Human moderation is, however, expensive. It comes at a high price for the company in terms of salary, and a high price for the moderators, on the front lines against the worst of what humanity has to offer from behind a keyboard. Just read the excellent Wired piece on the contract moderators Facebook pays to police your news feed. You can’t have it both ways. It’s impossible to engineer a community, let alone a safe one, it must be built by human hands and human action. It requires, it demands responsibility, and it must be baked in from the beginning. Any attempt at online community that neglects this is guaranteed to fall prey to the worst of what humanity has to offer.
At a certain point, a community left unchecked will become too toxic to save. Recently, The Verge disabled comments on their articles, claiming:
What we’ve found lately is that the tone of our comments (and some of our commenters) is getting a little too aggressive and negative — a change that feels like it started with GamerGate and has steadily gotten worse ever since.

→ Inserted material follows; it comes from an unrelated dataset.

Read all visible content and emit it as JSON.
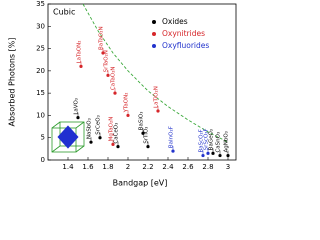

John Gruber noted that Nilay’s post read an awful lot like one by Joshua Topolsky, five years ago. Plus ça change… Temporarily turning off comments is a band-aid on a tumor. Fixing the problem takes surgery, and to save the patient, you’re going to have to cut out a lot more than just the tumor. Too often, the attitude is to simply ignore the tumor under the guise of “inclusivity.” A line has to be drawn somewhere.
The cynic in me thinks the grand experiment of a social web is fundamentally misguided. To hell with it all. Drop a nuclear bomb on Reddit, wipe the content clean, and build something new in its place. In other words, turn Reddit into what Digg became—a human curated place where people can get interesting things from around the web without any of that pesky “community” nonsense. Of course, Digg is threatening to add “conversations, dialogue, and social features” to one of the few calm, peaceful places on the web. The idea makes me ill.
The idealistic side in me thinks someone (maybe Digg?) will realize that the lassiez-faire attitude of places like Reddit, 4chan, and all the other toxic communities on the web is what they need to avoid to succeed. But, of course, I have my doubts. I know in my heart of hearts that human nature, cliquish, horrible human nature will prove me right, when I want so desperately to be proven wrong.